In our analysis for the 2019-2020 school year, approximately 14% of districts used a four-day schedule. Our statewide results show that adopting the shortened week does not have a significant effect on successful or unsuccessful teacher recruitment. In both four- and five-day week districts statewide, the number of altered courses decreases as teacher salary increases, indicating that increased salary decreases instances of unsuccessful recruitment.

That same 2019-2020 school year saw 19% of rural districts adopting the four-day school week. Our analysis shows that the shortened week does not have a significant effect on teacher recruitment. However, results show that salary does matter, as higher salaries reduce instances of unsuccessful recruitment where a less than qualified candidate was accepted for an open position. In rural four- and five-day school week districts alike, with each additional $1,000 in teacher’s salary there is a 1.2% decrease in recruitment of an unqualified candidate. 
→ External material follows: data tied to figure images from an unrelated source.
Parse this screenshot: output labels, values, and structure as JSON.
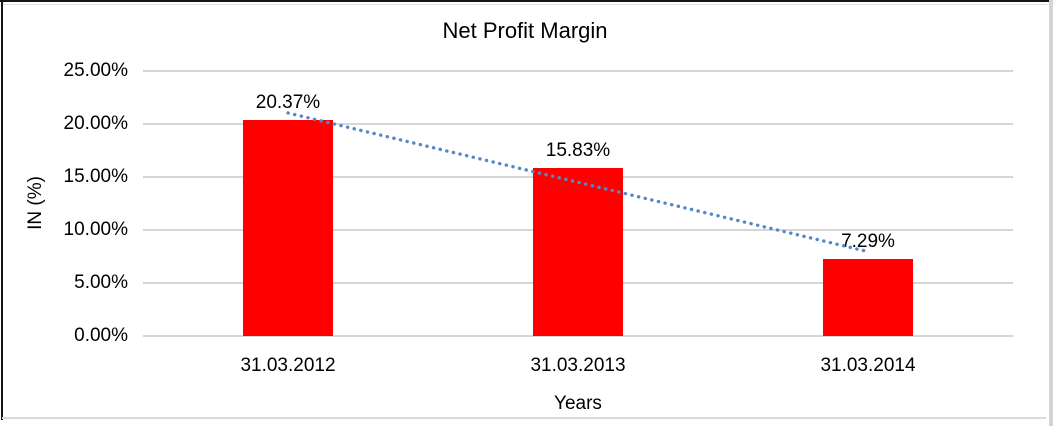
{
  "chart_data": {
    "type": "bar",
    "title": "Net Profit Margin",
    "xlabel": "Years",
    "ylabel": "IN (%)",
    "categories": [
      "31.03.2012",
      "31.03.2013",
      "31.03.2014"
    ],
    "values": [
      20.37,
      15.83,
      7.29
    ],
    "data_labels": [
      "20.37%",
      "15.83%",
      "7.29%"
    ],
    "ylim": [
      0,
      25
    ],
    "yticks": [
      {
        "value": 25,
        "label": "25.00%"
      },
      {
        "value": 20,
        "label": "20.00%"
      },
      {
        "value": 15,
        "label": "15.00%"
      },
      {
        "value": 10,
        "label": "10.00%"
      },
      {
        "value": 5,
        "label": "5.00%"
      },
      {
        "value": 0,
        "label": "0.00%"
      }
    ],
    "grid": true,
    "legend": "none",
    "colors": {
      "bar": "#ff0000",
      "gridline": "#d6d6d6",
      "text": "#000000",
      "trendline": "#5588c7"
    },
    "trendline": {
      "shape": "linear",
      "style": "dotted",
      "values": [
        21.04,
        14.5,
        7.96
      ]
    }
  }
}
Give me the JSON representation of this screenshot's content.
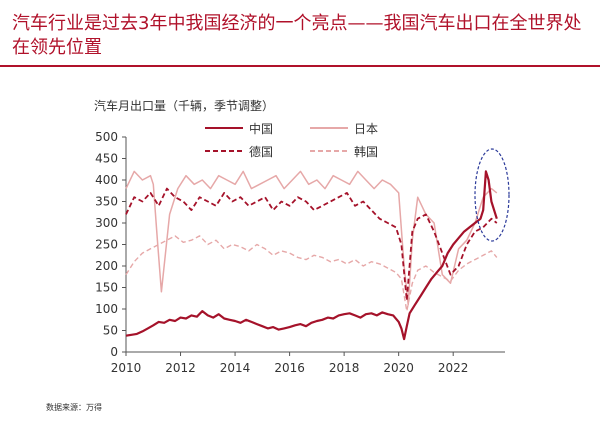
{
  "headline": "汽车行业是过去3年中我国经济的一个亮点——我国汽车出口在全世界处在领先位置",
  "source": "数据来源：万得",
  "colors": {
    "accent": "#b0112a",
    "china": "#a5122a",
    "japan": "#e6a8a8",
    "germany": "#a5122a",
    "korea": "#e6a8a8",
    "highlight": "#2b3a9a"
  },
  "chart_data": {
    "type": "line",
    "title": "汽车月出口量（千辆，季节调整）",
    "xlabel": "",
    "ylabel": "",
    "xlim": [
      2010,
      2023.9
    ],
    "ylim": [
      0,
      500
    ],
    "xticks": [
      "2010",
      "2012",
      "2014",
      "2016",
      "2018",
      "2020",
      "2022"
    ],
    "yticks": [
      "0",
      "50",
      "100",
      "150",
      "200",
      "250",
      "300",
      "350",
      "400",
      "450",
      "500"
    ],
    "grid": false,
    "legend_position": "top-center",
    "series": [
      {
        "name": "中国",
        "style": "solid",
        "color": "#a5122a",
        "width": 2.2,
        "x": [
          2010,
          2010.2,
          2010.4,
          2010.6,
          2010.8,
          2011,
          2011.2,
          2011.4,
          2011.6,
          2011.8,
          2012,
          2012.2,
          2012.4,
          2012.6,
          2012.8,
          2013,
          2013.2,
          2013.4,
          2013.6,
          2013.8,
          2014,
          2014.2,
          2014.4,
          2014.6,
          2014.8,
          2015,
          2015.2,
          2015.4,
          2015.6,
          2015.8,
          2016,
          2016.2,
          2016.4,
          2016.6,
          2016.8,
          2017,
          2017.2,
          2017.4,
          2017.6,
          2017.8,
          2018,
          2018.2,
          2018.4,
          2018.6,
          2018.8,
          2019,
          2019.2,
          2019.4,
          2019.6,
          2019.8,
          2020,
          2020.1,
          2020.2,
          2020.3,
          2020.4,
          2020.6,
          2020.8,
          2021,
          2021.2,
          2021.4,
          2021.6,
          2021.8,
          2022,
          2022.2,
          2022.4,
          2022.6,
          2022.8,
          2023,
          2023.1,
          2023.2,
          2023.3,
          2023.4,
          2023.6
        ],
        "y": [
          38,
          40,
          42,
          48,
          55,
          62,
          70,
          68,
          75,
          72,
          80,
          78,
          85,
          82,
          95,
          85,
          80,
          88,
          78,
          75,
          72,
          68,
          75,
          70,
          65,
          60,
          55,
          58,
          52,
          55,
          58,
          62,
          65,
          60,
          68,
          72,
          75,
          80,
          78,
          85,
          88,
          90,
          85,
          80,
          88,
          90,
          85,
          92,
          88,
          85,
          70,
          55,
          30,
          60,
          90,
          110,
          130,
          150,
          170,
          185,
          200,
          230,
          250,
          265,
          280,
          290,
          300,
          310,
          330,
          420,
          400,
          350,
          310
        ]
      },
      {
        "name": "日本",
        "style": "solid",
        "color": "#e6a8a8",
        "width": 1.5,
        "x": [
          2010,
          2010.3,
          2010.6,
          2010.9,
          2011,
          2011.15,
          2011.3,
          2011.6,
          2011.9,
          2012.2,
          2012.5,
          2012.8,
          2013.1,
          2013.4,
          2013.7,
          2014,
          2014.3,
          2014.6,
          2014.9,
          2015.2,
          2015.5,
          2015.8,
          2016.1,
          2016.4,
          2016.7,
          2017,
          2017.3,
          2017.6,
          2017.9,
          2018.2,
          2018.5,
          2018.8,
          2019.1,
          2019.4,
          2019.7,
          2020,
          2020.2,
          2020.35,
          2020.5,
          2020.7,
          2021,
          2021.3,
          2021.6,
          2021.9,
          2022.2,
          2022.5,
          2022.8,
          2023.1,
          2023.4,
          2023.6
        ],
        "y": [
          380,
          420,
          400,
          410,
          390,
          260,
          140,
          320,
          380,
          410,
          390,
          400,
          380,
          410,
          400,
          390,
          420,
          380,
          390,
          400,
          410,
          380,
          400,
          420,
          390,
          400,
          380,
          410,
          400,
          390,
          420,
          400,
          380,
          400,
          390,
          370,
          200,
          110,
          260,
          360,
          320,
          300,
          180,
          160,
          240,
          260,
          300,
          360,
          380,
          370
        ]
      },
      {
        "name": "德国",
        "style": "dashed",
        "color": "#a5122a",
        "width": 1.8,
        "x": [
          2010,
          2010.3,
          2010.6,
          2010.9,
          2011.2,
          2011.5,
          2011.8,
          2012.1,
          2012.4,
          2012.7,
          2013,
          2013.3,
          2013.6,
          2013.9,
          2014.2,
          2014.5,
          2014.8,
          2015.1,
          2015.4,
          2015.7,
          2016,
          2016.3,
          2016.6,
          2016.9,
          2017.2,
          2017.5,
          2017.8,
          2018.1,
          2018.4,
          2018.7,
          2019,
          2019.3,
          2019.6,
          2019.9,
          2020.1,
          2020.3,
          2020.5,
          2020.7,
          2021,
          2021.3,
          2021.6,
          2021.9,
          2022.2,
          2022.5,
          2022.8,
          2023.1,
          2023.4,
          2023.6
        ],
        "y": [
          320,
          360,
          350,
          370,
          340,
          380,
          360,
          350,
          330,
          360,
          350,
          340,
          370,
          350,
          360,
          340,
          350,
          360,
          330,
          350,
          340,
          360,
          350,
          330,
          340,
          350,
          360,
          370,
          340,
          350,
          330,
          310,
          300,
          290,
          250,
          120,
          280,
          310,
          320,
          280,
          230,
          180,
          200,
          250,
          280,
          290,
          310,
          300
        ]
      },
      {
        "name": "韩国",
        "style": "dashed",
        "color": "#e6a8a8",
        "width": 1.4,
        "x": [
          2010,
          2010.3,
          2010.6,
          2010.9,
          2011.2,
          2011.5,
          2011.8,
          2012.1,
          2012.4,
          2012.7,
          2013,
          2013.3,
          2013.6,
          2013.9,
          2014.2,
          2014.5,
          2014.8,
          2015.1,
          2015.4,
          2015.7,
          2016,
          2016.3,
          2016.6,
          2016.9,
          2017.2,
          2017.5,
          2017.8,
          2018.1,
          2018.4,
          2018.7,
          2019,
          2019.3,
          2019.6,
          2019.9,
          2020.1,
          2020.3,
          2020.5,
          2020.7,
          2021,
          2021.3,
          2021.6,
          2021.9,
          2022.2,
          2022.5,
          2022.8,
          2023.1,
          2023.4,
          2023.6
        ],
        "y": [
          180,
          210,
          230,
          240,
          250,
          260,
          270,
          255,
          260,
          270,
          250,
          260,
          240,
          250,
          245,
          235,
          250,
          240,
          225,
          235,
          230,
          220,
          215,
          225,
          220,
          210,
          215,
          205,
          215,
          200,
          210,
          205,
          195,
          185,
          170,
          95,
          160,
          190,
          200,
          185,
          175,
          165,
          190,
          205,
          215,
          225,
          235,
          220
        ]
      }
    ]
  }
}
These findings do not speak to other potential benefits of adopting a four-day school week; we only find that the shortened week has no effect on teacher recruitment, whereas increased salaries can result in the decrease of the hiring of less-than-qualified candidates. The attraction of the four-day school week for teachers does not appear as pronounced as originally claimed; furthermore, whatever attraction there was may be decreased simply because as more and more neighboring districts adopt the shortened week, it no longer functions as a competitive advantage. Instead of expecting four-day school week adoption to act as the magic bullet that attracts qualified teachers and reduces unsuccessful recruitment, we recommend that school districts adopt a holistic approach to teacher recruitment in which the four-day school week could be implemented along with other measures such as salary increases, cultivation of supportive principals who can nurture talented teachers at all stages of their careers, and programs that contribute to elevating the image and status of the teaching profession.